Sivil Dayanışma Platformu kim diye baktığını ve içinde Hak-İş ile
Memur-Sen'i gördüğünü belirten Kılıçdaroğlu, şöyle devam etti: "Bir
sürü uyduruk yerler var. Parayı kim verdi? Bir gazetenin arka
sayfasında tam ilan 50 milyar liradır. Kim bu sivil dayanışma
platformu? Baktım içlerinde Hak-İş var, Memur-sen var. Hak-İş'e
aidat ödeyen bütün işçi kardeşlerime sesleniyorum. Senin genel
başkan olarak seçtiğin Hak-İş genel başkanı kaç lira para alıyor?
Yolsuzluğu meşru kılan bu ilanın parasını senin cebinden mi ödüyor?

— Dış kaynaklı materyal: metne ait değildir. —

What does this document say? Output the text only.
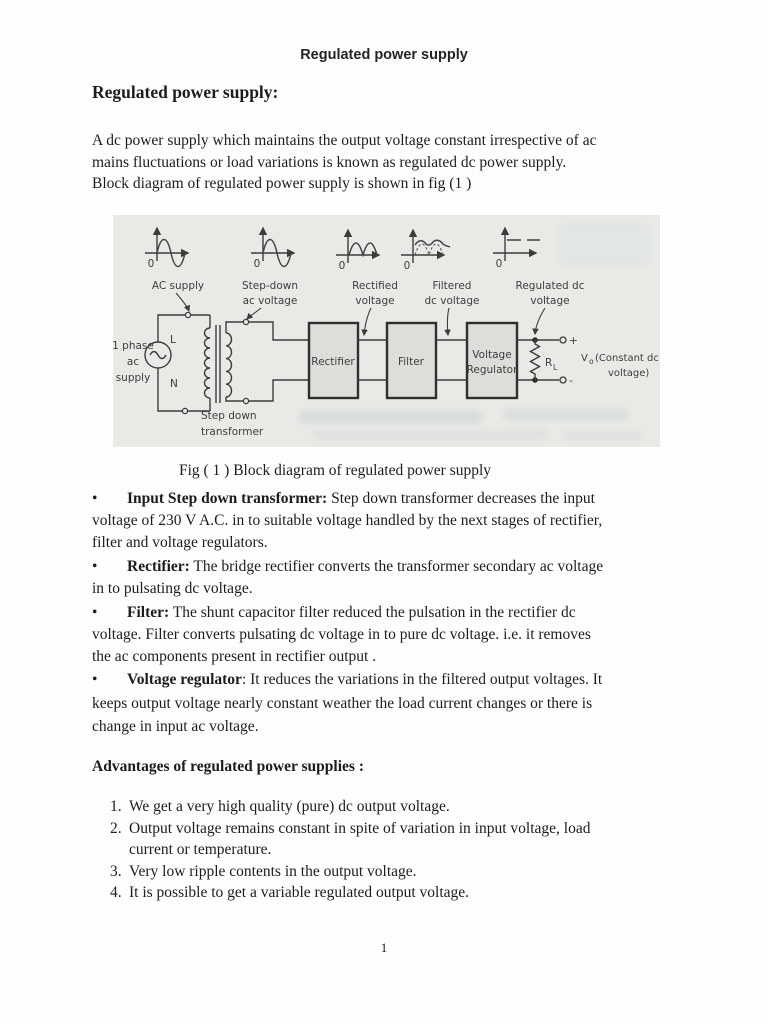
Regulated power supply
Regulated power supply:
A dc power supply which maintains the output voltage constant irrespective of ac
mains fluctuations or load variations is known as regulated dc power supply.
Block diagram of regulated power supply is shown in fig (1 )
0
AC supply
0
Step-down
ac voltage
0
Rectified
voltage
0
Filtered
dc voltage
0
Regulated dc
voltage
1 phase
ac
supply
L
N
Step down
transformer
Rectifier	Filter
Voltage
Regulator
R L
+
-
V o (Constant dc
voltage)
Fig ( 1 ) Block diagram of regulated power supply
• Input Step down transformer: Step down transformer decreases the input
voltage of 230 V A.C. in to suitable voltage handled by the next stages of rectifier,
filter and voltage regulators.
• Rectifier: The bridge rectifier converts the transformer secondary ac voltage
in to pulsating dc voltage.
• Filter: The shunt capacitor filter reduced the pulsation in the rectifier dc
voltage. Filter converts pulsating dc voltage in to pure dc voltage. i.e. it removes
the ac components present in rectifier output .
• Voltage regulator: It reduces the variations in the filtered output voltages. It
keeps output voltage nearly constant weather the load current changes or there is
change in input ac voltage.
Advantages of regulated power supplies :
1. We get a very high quality (pure) dc output voltage.
2. Output voltage remains constant in spite of variation in input voltage, load
current or temperature.
3. Very low ripple contents in the output voltage.
4. It is possible to get a variable regulated output voltage.
1
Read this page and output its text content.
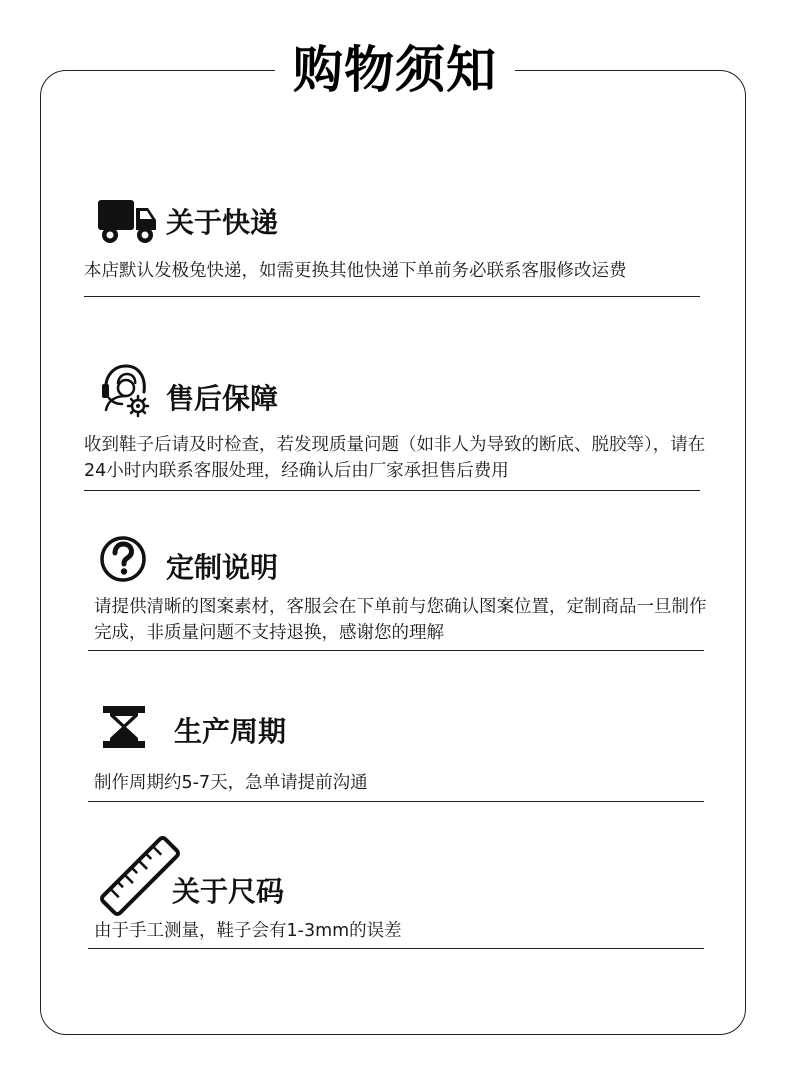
购物须知
关于快递
本店默认发极兔快递，如需更换其他快递下单前务必联系客服修改运费
售后保障
收到鞋子后请及时检查，若发现质量问题（如非人为导致的断底、脱胶等），请在 24小时内联系客服处理，经确认后由厂家承担售后费用
定制说明
请提供清晰的图案素材，客服会在下单前与您确认图案位置，定制商品一旦制作完成，非质量问题不支持退换，感谢您的理解
生产周期
制作周期约5-7天，急单请提前沟通
关于尺码
由于手工测量，鞋子会有1-3mm的误差
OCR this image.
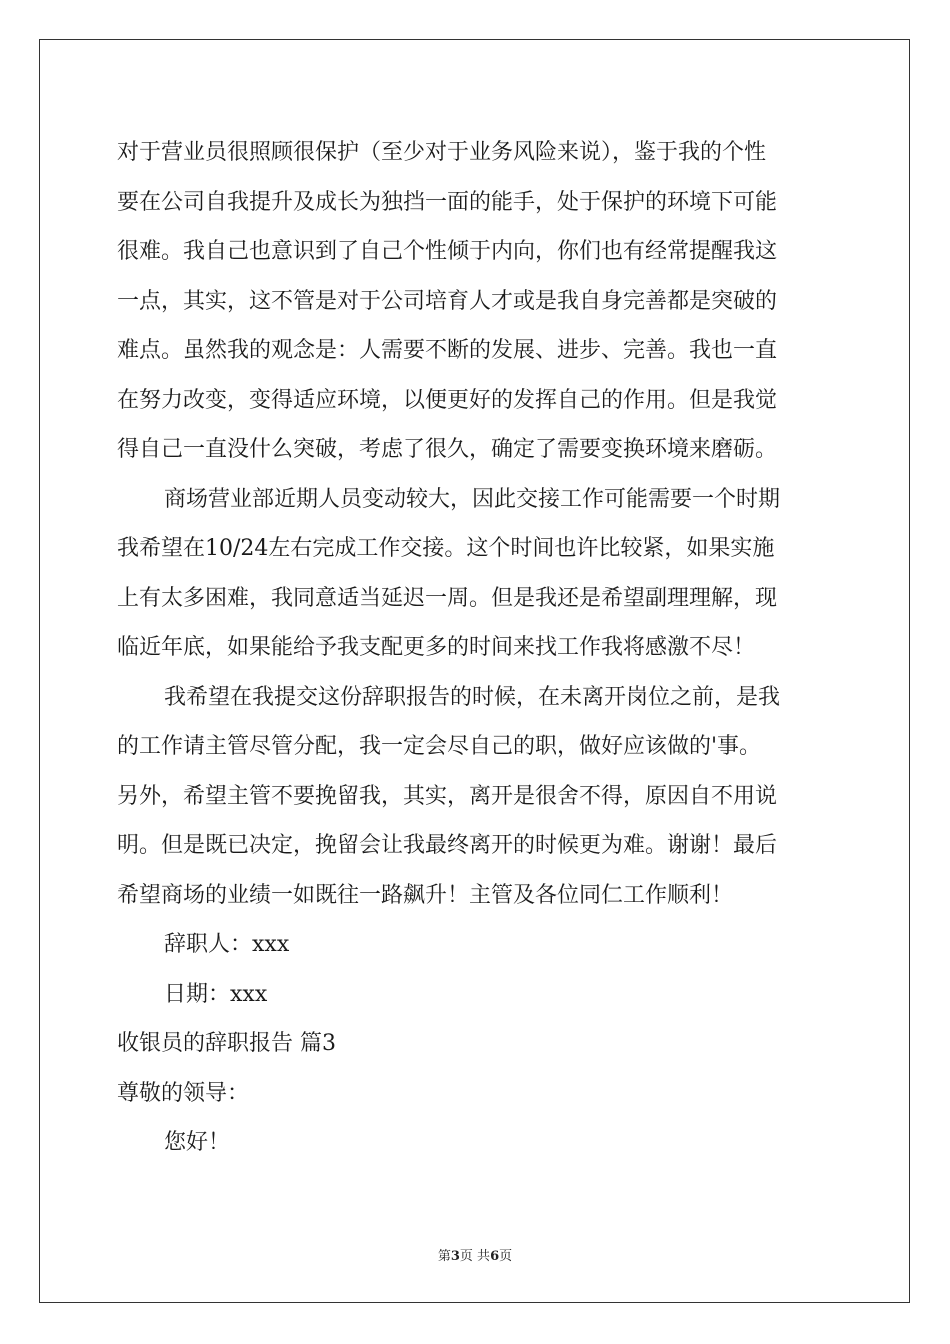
对于营业员很照顾很保护（至少对于业务风险来说），鉴于我的个性
要在公司自我提升及成长为独挡一面的能手，处于保护的环境下可能
很难。我自己也意识到了自己个性倾于内向，你们也有经常提醒我这
一点，其实，这不管是对于公司培育人才或是我自身完善都是突破的
难点。虽然我的观念是：人需要不断的发展、进步、完善。我也一直
在努力改变，变得适应环境，以便更好的发挥自己的作用。但是我觉
得自己一直没什么突破，考虑了很久，确定了需要变换环境来磨砺。
商场营业部近期人员变动较大，因此交接工作可能需要一个时期
我希望在10/24左右完成工作交接。这个时间也许比较紧，如果实施
上有太多困难，我同意适当延迟一周。但是我还是希望副理理解，现
临近年底，如果能给予我支配更多的时间来找工作我将感激不尽！
我希望在我提交这份辞职报告的时候，在未离开岗位之前，是我
的工作请主管尽管分配，我一定会尽自己的职，做好应该做的'事。
另外，希望主管不要挽留我，其实，离开是很舍不得，原因自不用说
明。但是既已决定，挽留会让我最终离开的时候更为难。谢谢！最后
希望商场的业绩一如既往一路飙升！主管及各位同仁工作顺利！
辞职人：xxx
日期：xxx
收银员的辞职报告 篇3
尊敬的领导：
您好！
第3页 共6页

Çıkıp bunu açıkça deklare etsin. İşçinin alın terini alacaksın
rüşvet yiyenleri savunan bir Başbakanın reklamını yapacaksın. Bunu
kabul etmiyoruz. İşçilerin hakkını sonuna kadar savunan bir genel
başkan olarak bunu kabul etmiyorum. Diğer STK'lara da sesleniyorum;
niye bunlar dut yemiş bülbül gibi oldular. Her yerden ses geliyor
da bu kuruluşların neden hiç sesi çıkmıyor. Siz, neden Sayıştay
Raporlarının TBMM'ye gelmediğini şimdi daha iyi anlıyorsunuz değil
mi?"
"ERGENEKON, BALYOZ İLE YOLSUZLUK ÖRTÜLMEYE ÇALIŞILIYOR"

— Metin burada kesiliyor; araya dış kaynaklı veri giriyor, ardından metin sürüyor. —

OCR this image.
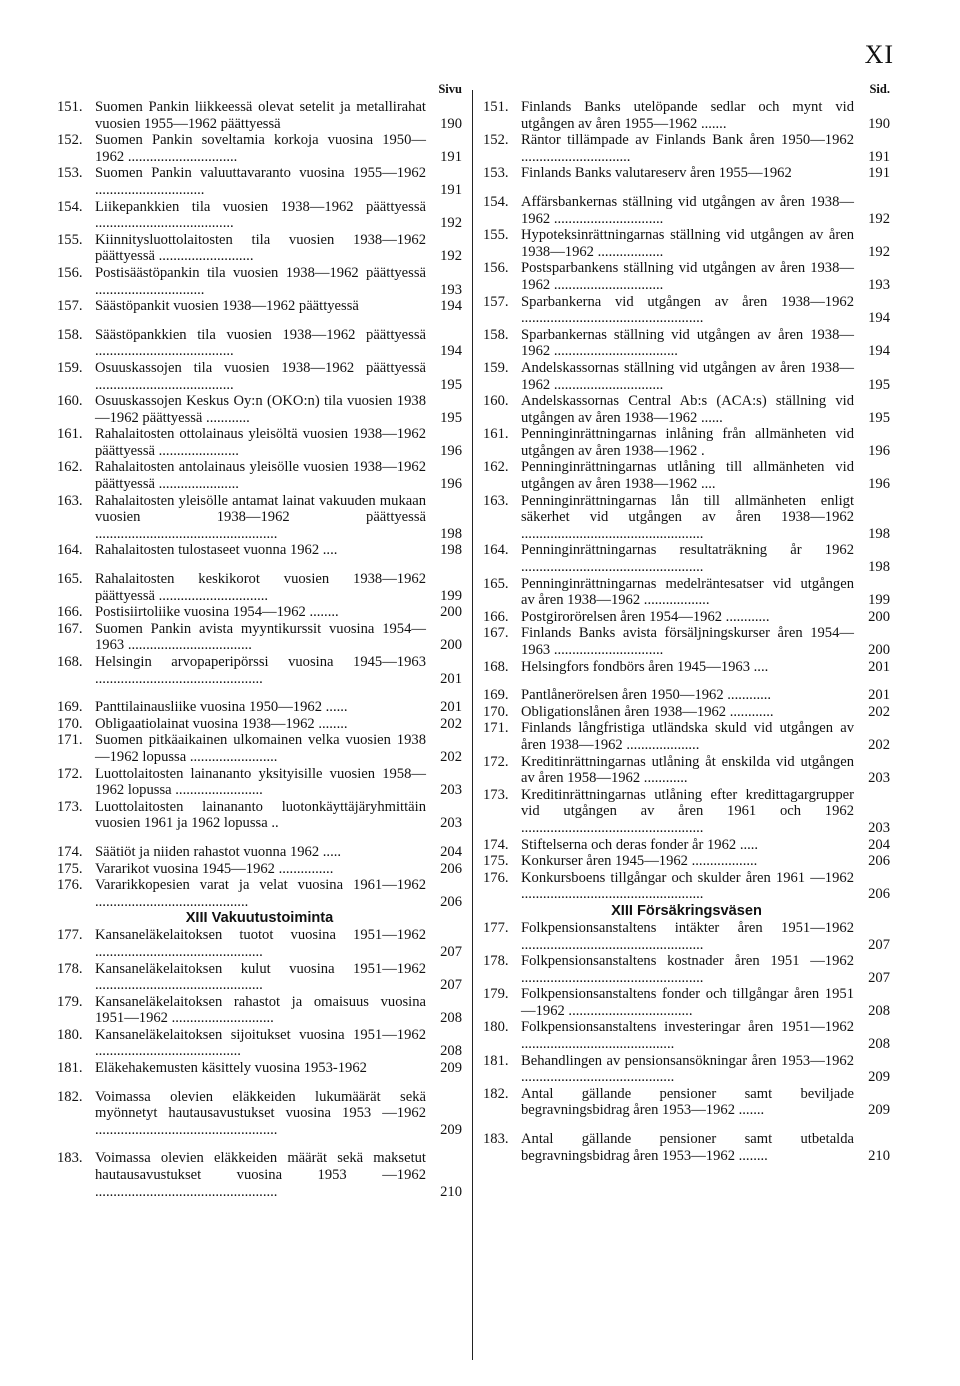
XI
Sivu
151. Suomen Pankin liikkeessä olevat setelit ja metallirahat vuosien 1955—1962 päättyessä	190
152. Suomen Pankin soveltamia korkoja vuosina 1950—1962 ..............................	191
153. Suomen Pankin valuuttavaranto vuosina 1955—1962 ..............................	191
154. Liikepankkien tila vuosien 1938—1962 päättyessä ......................................	192
155. Kiinnitysluottolaitosten tila vuosien 1938—1962 päättyessä ..........................	192
156. Postisäästöpankin tila vuosien 1938—1962 päättyessä ..............................	193
157. Säästöpankit vuosien 1938—1962 päättyessä	194
158. Säästöpankkien tila vuosien 1938—1962 päättyessä ......................................	194
159. Osuuskassojen tila vuosien 1938—1962 päättyessä ......................................	195
160. Osuuskassojen Keskus Oy:n (OKO:n) tila vuosien 1938—1962 päättyessä ............	195
161. Rahalaitosten ottolainaus yleisöltä vuosien 1938—1962 päättyessä ......................	196
162. Rahalaitosten antolainaus yleisölle vuosien 1938—1962 päättyessä ......................	196
163. Rahalaitosten yleisölle antamat lainat vakuuden mukaan vuosien 1938—1962 päättyessä ..................................................	198
164. Rahalaitosten tulostaseet vuonna 1962 ....	198
165. Rahalaitosten keskikorot vuosien 1938—1962 päättyessä ..............................	199
166. Postisiirtoliike vuosina 1954—1962 ........	200
167. Suomen Pankin avista myyntikurssit vuosina 1954—1963 ..................................	200
168. Helsingin arvopaperipörssi vuosina 1945—1963 ..............................................	201
169. Panttilainausliike vuosina 1950—1962 ......	201
170. Obligaatiolainat vuosina 1938—1962 ........	202
171. Suomen pitkäaikainen ulkomainen velka vuosien 1938—1962 lopussa ........................	202
172. Luottolaitosten lainananto yksityisille vuosien 1958—1962 lopussa ........................	203
173. Luottolaitosten lainananto luotonkäyttäjäryhmittäin vuosien 1961 ja 1962 lopussa ..	203
174. Säätiöt ja niiden rahastot vuonna 1962 .....	204
175. Vararikot vuosina 1945—1962 ...............	206
176. Vararikkopesien varat ja velat vuosina 1961—1962 ..........................................	206
XIII Vakuutustoiminta
177. Kansaneläkelaitoksen tuotot vuosina 1951—1962 ..............................................	207
178. Kansaneläkelaitoksen kulut vuosina 1951—1962 ..............................................	207
179. Kansaneläkelaitoksen rahastot ja omaisuus vuosina 1951—1962 ............................	208
180. Kansaneläkelaitoksen sijoitukset vuosina 1951—1962 ........................................	208
181. Eläkehakemusten käsittely vuosina 1953-1962	209
182. Voimassa olevien eläkkeiden lukumäärät sekä myönnetyt hautausavustukset vuosina 1953 —1962 ..................................................	209
183. Voimassa olevien eläkkeiden määrät sekä maksetut hautausavustukset vuosina 1953 —1962 ..................................................	210
Sid.
151. Finlands Banks utelöpande sedlar och mynt vid utgången av åren 1955—1962 .......	190
152. Räntor tillämpade av Finlands Bank åren 1950—1962 ..............................	191
153. Finlands Banks valutareserv åren 1955—1962	191
154. Affärsbankernas ställning vid utgången av åren 1938—1962 ..............................	192
155. Hypoteksinrättningarnas ställning vid utgången av åren 1938—1962 ..................	192
156. Postsparbankens ställning vid utgången av åren 1938—1962 ..............................	193
157. Sparbankerna vid utgången av åren 1938—1962 ..................................................	194
158. Sparbankernas ställning vid utgången av åren 1938—1962 ..................................	194
159. Andelskassornas ställning vid utgången av åren 1938—1962 ..............................	195
160. Andelskassornas Central Ab:s (ACA:s) ställning vid utgången av åren 1938—1962 ......	195
161. Penninginrättningarnas inlåning från allmänheten vid utgången av åren 1938—1962 .	196
162. Penninginrättningarnas utlåning till allmänheten vid utgången av åren 1938—1962 ....	196
163. Penninginrättningarnas lån till allmänheten enligt säkerhet vid utgången av åren 1938—1962 ..................................................	198
164. Penninginrättningarnas resultaträkning år 1962 ..................................................	198
165. Penninginrättningarnas medelräntesatser vid utgången av åren 1938—1962 ..................	199
166. Postgirorörelsen åren 1954—1962 ............	200
167. Finlands Banks avista försäljningskurser åren 1954—1963 ..............................	200
168. Helsingfors fondbörs åren 1945—1963 ....	201
169. Pantlånerörelsen åren 1950—1962 ............	201
170. Obligationslånen åren 1938—1962 ............	202
171. Finlands långfristiga utländska skuld vid utgången av åren 1938—1962 ....................	202
172. Kreditinrättningarnas utlåning åt enskilda vid utgången av åren 1958—1962 ............	203
173. Kreditinrättningarnas utlåning efter kredittagargrupper vid utgången av åren 1961 och 1962 ..................................................	203
174. Stiftelserna och deras fonder år 1962 .....	204
175. Konkurser åren 1945—1962 ..................	206
176. Konkursboens tillgångar och skulder åren 1961 —1962 ..................................................	206
XIII Försäkringsväsen
177. Folkpensionsanstaltens intäkter åren 1951—1962 ..................................................	207
178. Folkpensionsanstaltens kostnader åren 1951 —1962 ..................................................	207
179. Folkpensionsanstaltens fonder och tillgångar åren 1951—1962 ..................................	208
180. Folkpensionsanstaltens investeringar åren 1951—1962 ..........................................	208
181. Behandlingen av pensionsansökningar åren 1953—1962 ..........................................	209
182. Antal gällande pensioner samt beviljade begravningsbidrag åren 1953—1962 .......	209
183. Antal gällande pensioner samt utbetalda begravningsbidrag åren 1953—1962 ........	210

"Hırsızlıklar örtbas edilsin diyorlar. Şimdi kalkmış bir başka şey
daha geliştiriyor." diyen Kılıçdaroğlu, "Efendim geçmişte
haksızlıklar oldu. Ergenekon, Balyoz davasında haksızlık oldu, yeni
uyandık diyor. Gündem değiştirmek istiyor. Rüşveti meşru hale
getiren Başbakan, senin aklın yeni mi başına geldi? Defalarca
söyledik savunma hakkını ihlal ediyorsun dedik. Bir insanın en
doğal hakkı olan savunma hakkı kısıtlanıyor dedik. Sahte deliller
üretiliyor dedik. Döndü bize dedi ki siz darbeci Ergenekoncusunuz.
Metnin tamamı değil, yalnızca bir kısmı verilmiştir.